1. Thrombolysis for pulmonary embolism (PE) in intermediate-risk patients decreased mortality in patients younger than 65 years but not in older patients when compared with anticoagulation.
2. Thrombolysis increased risk of major bleeding in intermediate-risk patients older than 65 years but not in younger patients.
Evidence Rating Level: 1 (Excellent)
Study Rundown: Pulmonary embolism (PE) can be treated with thrombolysis or anticoagulation. Currently, there is no consensus regarding the risks and benefits of thrombolysis relative to anticoagulation. This study evaluated efficacy and safety of thrombolytic use based on a meta-analysis of randomized control trials (RCTs), predominantly patients who were hemodynamically stable with right ventricular (RV) dysfunction (intermediate risk of PE). This study found that in patients older than 65 years, thrombolysis does not improve survival and increases risk of major bleeding.
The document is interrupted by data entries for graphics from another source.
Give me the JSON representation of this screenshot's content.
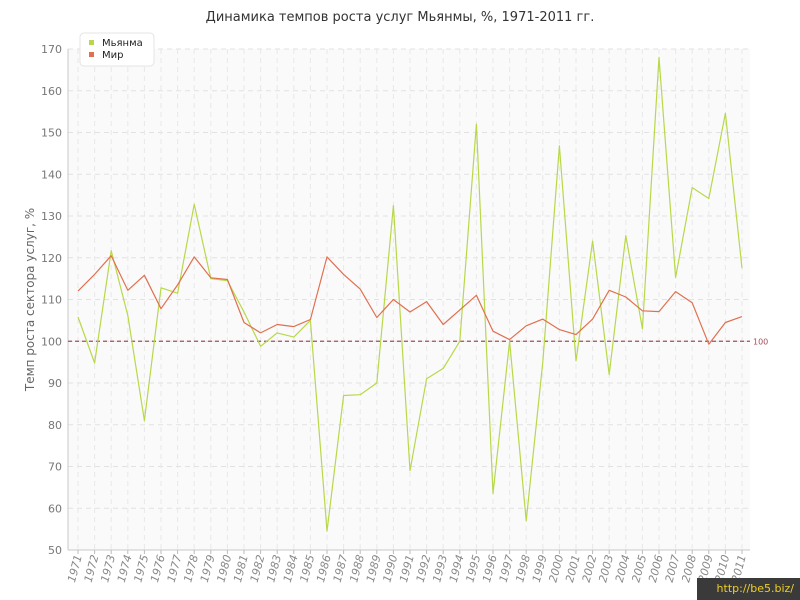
{
  "title": "Динамика темпов роста услуг Мьянмы, %, 1971-2011 гг.",
  "watermark": "http://be5.biz/",
  "chart_data": {
    "type": "line",
    "title": "Динамика темпов роста услуг Мьянмы, %, 1971-2011 гг.",
    "xlabel": "",
    "ylabel": "Темп роста сектора услуг, %",
    "x": [
      "1971",
      "1972",
      "1973",
      "1974",
      "1975",
      "1976",
      "1977",
      "1978",
      "1979",
      "1980",
      "1981",
      "1982",
      "1983",
      "1984",
      "1985",
      "1986",
      "1987",
      "1988",
      "1989",
      "1990",
      "1991",
      "1992",
      "1993",
      "1994",
      "1995",
      "1996",
      "1997",
      "1998",
      "1999",
      "2000",
      "2001",
      "2002",
      "2003",
      "2004",
      "2005",
      "2006",
      "2007",
      "2008",
      "2009",
      "2010",
      "2011"
    ],
    "ylim": [
      50,
      170
    ],
    "yticks": [
      50,
      60,
      70,
      80,
      90,
      100,
      110,
      120,
      130,
      140,
      150,
      160,
      170
    ],
    "grid": true,
    "legend_position": "top-left",
    "reference_line": {
      "value": 100,
      "label": "100",
      "color": "#a54d5a"
    },
    "series": [
      {
        "name": "Мьянма",
        "color": "#b8d84a",
        "values": [
          105.8,
          94.8,
          121.7,
          106.2,
          81.0,
          112.8,
          111.5,
          132.8,
          115.0,
          114.5,
          107.0,
          98.8,
          102.0,
          101.0,
          105.0,
          54.5,
          87.0,
          87.2,
          90.0,
          132.5,
          69.0,
          91.0,
          93.5,
          100.0,
          152.0,
          63.5,
          100.0,
          57.0,
          95.0,
          146.8,
          95.3,
          124.0,
          92.0,
          125.3,
          103.0,
          168.0,
          115.3,
          136.8,
          134.2,
          154.6,
          117.5
        ]
      },
      {
        "name": "Мир",
        "color": "#e07050",
        "values": [
          112.0,
          116.0,
          120.5,
          112.2,
          115.8,
          107.8,
          113.5,
          120.2,
          115.2,
          114.8,
          104.5,
          102.0,
          104.0,
          103.5,
          105.2,
          120.2,
          116.0,
          112.5,
          105.7,
          110.0,
          107.0,
          109.5,
          104.0,
          107.5,
          111.0,
          102.4,
          100.4,
          103.7,
          105.3,
          102.8,
          101.6,
          105.3,
          112.2,
          110.6,
          107.3,
          107.1,
          111.9,
          109.2,
          99.3,
          104.5,
          105.9
        ]
      }
    ]
  }
}
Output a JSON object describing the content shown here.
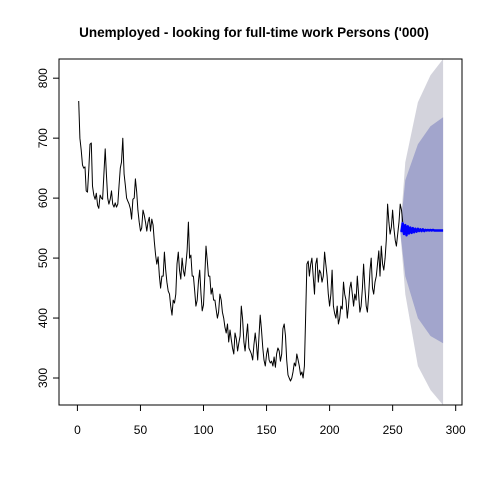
{
  "chart_data": {
    "type": "line",
    "title": "Unemployed - looking for full-time work Persons ('000)",
    "xlabel": "",
    "ylabel": "",
    "xlim": [
      -14.6,
      305
    ],
    "ylim": [
      255,
      832
    ],
    "x_ticks": [
      0,
      50,
      100,
      150,
      200,
      250,
      300
    ],
    "y_ticks": [
      300,
      400,
      500,
      600,
      700,
      800
    ],
    "grid": false,
    "legend": "none",
    "series": [
      {
        "role": "observed",
        "color": "#000000",
        "x_start": 1,
        "values": [
          762,
          700,
          680,
          655,
          650,
          652,
          612,
          610,
          648,
          690,
          692,
          620,
          605,
          598,
          608,
          588,
          583,
          605,
          600,
          598,
          640,
          682,
          640,
          600,
          590,
          598,
          612,
          590,
          585,
          592,
          585,
          590,
          620,
          650,
          660,
          700,
          640,
          622,
          600,
          595,
          590,
          582,
          565,
          598,
          600,
          632,
          610,
          580,
          560,
          545,
          550,
          580,
          572,
          560,
          545,
          560,
          568,
          545,
          565,
          555,
          528,
          505,
          490,
          502,
          470,
          450,
          470,
          470,
          510,
          480,
          460,
          445,
          440,
          420,
          405,
          430,
          425,
          440,
          490,
          510,
          480,
          465,
          500,
          480,
          470,
          490,
          512,
          560,
          500,
          505,
          470,
          470,
          445,
          420,
          430,
          462,
          480,
          440,
          412,
          422,
          470,
          520,
          495,
          470,
          470,
          440,
          450,
          430,
          430,
          415,
          400,
          410,
          440,
          430,
          410,
          400,
          385,
          375,
          390,
          360,
          380,
          365,
          350,
          340,
          375,
          365,
          345,
          358,
          370,
          420,
          398,
          360,
          345,
          370,
          390,
          350,
          345,
          340,
          330,
          355,
          375,
          355,
          330,
          370,
          405,
          380,
          350,
          330,
          320,
          340,
          350,
          330,
          325,
          328,
          320,
          335,
          318,
          340,
          350,
          345,
          328,
          340,
          382,
          390,
          370,
          330,
          305,
          300,
          295,
          300,
          310,
          325,
          320,
          340,
          330,
          320,
          305,
          310,
          300,
          320,
          400,
          490,
          495,
          470,
          490,
          500,
          470,
          440,
          490,
          500,
          460,
          480,
          475,
          460,
          470,
          510,
          490,
          470,
          440,
          420,
          440,
          480,
          420,
          408,
          400,
          420,
          390,
          400,
          420,
          415,
          460,
          440,
          430,
          400,
          420,
          450,
          460,
          440,
          420,
          440,
          430,
          470,
          440,
          410,
          420,
          450,
          490,
          450,
          420,
          410,
          440,
          480,
          500,
          450,
          440,
          460,
          470,
          490,
          512,
          470,
          520,
          490,
          480,
          500,
          530,
          590,
          560,
          540,
          552,
          580,
          550,
          530,
          520,
          540,
          560,
          590,
          580,
          560
        ]
      },
      {
        "role": "forecast",
        "color": "#0000ff",
        "x_start": 257,
        "values": [
          545,
          558,
          540,
          555,
          538,
          553,
          541,
          551,
          542,
          550,
          543,
          549,
          544,
          549,
          545,
          548,
          545,
          548,
          545,
          547,
          546,
          547,
          546,
          547,
          546,
          547,
          546,
          546,
          546,
          546,
          546,
          546,
          546,
          546
        ]
      }
    ],
    "intervals": [
      {
        "level": "95%",
        "color": "#d3d3dc",
        "x": [
          256,
          260,
          270,
          280,
          290
        ],
        "lower": [
          545,
          440,
          320,
          280,
          255
        ],
        "upper": [
          545,
          660,
          760,
          805,
          832
        ]
      },
      {
        "level": "80%",
        "color": "#a2a5cc",
        "x": [
          256,
          260,
          270,
          280,
          290
        ],
        "lower": [
          545,
          470,
          400,
          370,
          358
        ],
        "upper": [
          545,
          630,
          690,
          720,
          735
        ]
      }
    ]
  }
}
For younger patients there is a survival benefit and no association with increased risk of bleeding. In the complete cohort of patients, thrombolysis decreased the risk of recurrence but increased the risk of intracranial hemorrhage (ICH).
This study has significant limitations. Only mean ages were reported in the RCTs, thereby limiting the reliability of the age-based subgroup analysis. The results cannot be reliably associated with patients with lower and higher risks of PE because of the small sample sizes for these patients. The definition of ‘major bleeding” and doses of thrombolytics vary amongst RCTs included in the study and mortality was evaluated at different end-points. While this study suggested that thrombolysis have a net benefit for younger patients and net harm for older patients, further research is required before incorporating these results at the bedside.
In-Depth [systematic review and meta-analysis]: This study included 16 RCTs through April 2014 that compared the use of thrombolysis with the use of traditional anticoagulants (n = 2115) including 8 trials that only enrolled intermediate-risk patients (n = 1775). Primary outcomes were all-cause mortality and risk of major bleeding. Mean follow-up period was 81.7 days. Thrombolytic therapy was associated with significantly lower all-cause mortality (OR, 0.53; 95% CI, 0.32-0.88) but increased risk of major bleeding (OR, 2.73; 95% CI, 1.91-3.91) relative to anticoagulative therapy. This was also noted in the trials with only intermediate-risk patients including the post-2009 analysis. In patients older than 65 years there was no difference in all-cause mortality but they did have a greater risk of major bleeding (OR, 3.10; 95% CI, 2.10-4.56) compared to younger patients who showed no significant increase in risk of bleeding (P= 0.89). All patients who received thrombolysis had decreased the risk of recurrent pulmonary embolism (PE) (P= 0.003) but increased risk of intracranial hemorrhage (ICH) (P= 0.002).